Hoje, os visitantes podem imaginar a vida em navio baleeiro escalando a bordo de navio com 89 pés de cumprimento, modelo de meia escala do Bark Lagoda, que domina uma grande galeria no Museu da Baleia de New Bedford, com as suas velas conjunto e engrenagem equipado. Foi construído em 1916.

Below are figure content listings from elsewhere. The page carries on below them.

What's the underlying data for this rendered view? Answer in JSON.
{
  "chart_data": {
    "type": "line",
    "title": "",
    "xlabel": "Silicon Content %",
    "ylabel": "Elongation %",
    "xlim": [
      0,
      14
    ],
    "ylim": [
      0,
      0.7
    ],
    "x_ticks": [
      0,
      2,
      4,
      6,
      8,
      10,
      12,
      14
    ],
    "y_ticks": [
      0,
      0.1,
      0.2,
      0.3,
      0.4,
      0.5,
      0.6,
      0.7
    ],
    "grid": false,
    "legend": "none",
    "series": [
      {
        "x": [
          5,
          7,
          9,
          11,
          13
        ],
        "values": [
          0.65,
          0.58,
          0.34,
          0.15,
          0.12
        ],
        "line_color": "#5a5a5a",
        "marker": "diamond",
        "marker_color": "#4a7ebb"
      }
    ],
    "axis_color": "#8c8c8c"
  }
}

Photograph of the Bark Lagoda

 

Foi-lhe dato o nome por um erro

Quando o Lagoda original foi construído em 1826, o proprietário queria nomeá-lo após o lago Ladoga na Rússia. No entanto, como as letras foram aplicadas à popa, o “d” e o “g” foram mal colocados. Os marinheiros acreditavam que corrigir o nome traria má sorte, então o navio navegou como o Lagoda. Construído de carvalho vivo, com três mastros, tinha uma popa quadrada e um “billethead” – uma decoração na proa, em lugar de uma figura de proa. O Lagoda navegou durante mais de 60 anos.

 

De mercadora navio baleeiro

Durante os seus primeiros quinze anos, Lagoda era um navio mercante. Comprado por Jonathan Bourne de New Bedford em 1841, foi convertido à caça da baleia adicionando tryworks (uma lareira de tijolo a bordo com os potes do ferro, usados ​​para processar a gordura), a engrenagem da baleação, e cinco baleeiras.

 

Um navio “gordorento”

A carreira baleeira do Lagoda fez um lucro líquido de US $ 651.958,99 para Jonathan Bourne. Um dos navios mais bem sucedidos nunca para navegar, Lagoda foi considerado muito “gordurento” (termo do baleeiro para lucro).

 

De navio a casca

Em 1860, Lagoda tornou-se uma casca, o que significava que o seu equipamento foi alterado para reduzir o número de tripulantes necessários para lidar com as velas. A partir da década de 1860 até ao final do Século XIX, a casca foi o tipo mais popular de baleeiro, porque poderia navegar mais perto do vento do que um navio totalmente equipado.

 

Subrevivendo o desastre no Ártico

Em 1871, o Lagoda estava entre as 40 embarcações que procuraram baleias no Ártico. Um dia no final da temporada, o vento mudou e o gelo começou a embalar em torno dos navios. Lagoda navegou para o sul, escapando por pouco. Trinta e três navios foram esmagados, 22 deles de New Bedford. Os 1.219 sobreviventes navegaram e remontaram baleeiras por fortes tempestades para sete embarcações que haviam sobrevivido fora do bloco de gelo. Lagoda foi um deles e transportou 195 pessoas para Honolulu.

 

O fim dos grandes dias

Jonathan Bourne vendeu a sua casca em 1886, sabendo que os grandes dias do cachalote estavam terminados. Lagoda nevegou dos Estados Unidos pela última vez a 12 de Novembro de 1889 e terminou a sua carreira como casco de carvão que abastece vapores em Yokohama, Japão. C. F. Keith observou que é “… irónico que os últimos dias do Lagoda deve ser gastos servindo. . . Os navios de vapor que foram para soletrar o destino do seu tipo de embarcação.” Vendido novamente em 1899, a casca mais tarde queimou e foi quebrada em Kanagawa, no Japão. Graças ao financiamento da Campanha do Capital da Navegação no Mundo, do Fundo de Instalações Culturais de Massachusetts e do Serviço de Parques Nacionais, a renovação do Edifício Bourne começou em 2010 e está agora concluída. Esta restauração proporcionou um espaço melhorado para durar mais 100 anos com iluminação moderna, clima controlado, e proteção contra incêndio.  Os visitantes do Museu podem também explorar o quiosque interativo do nosso Lagoda.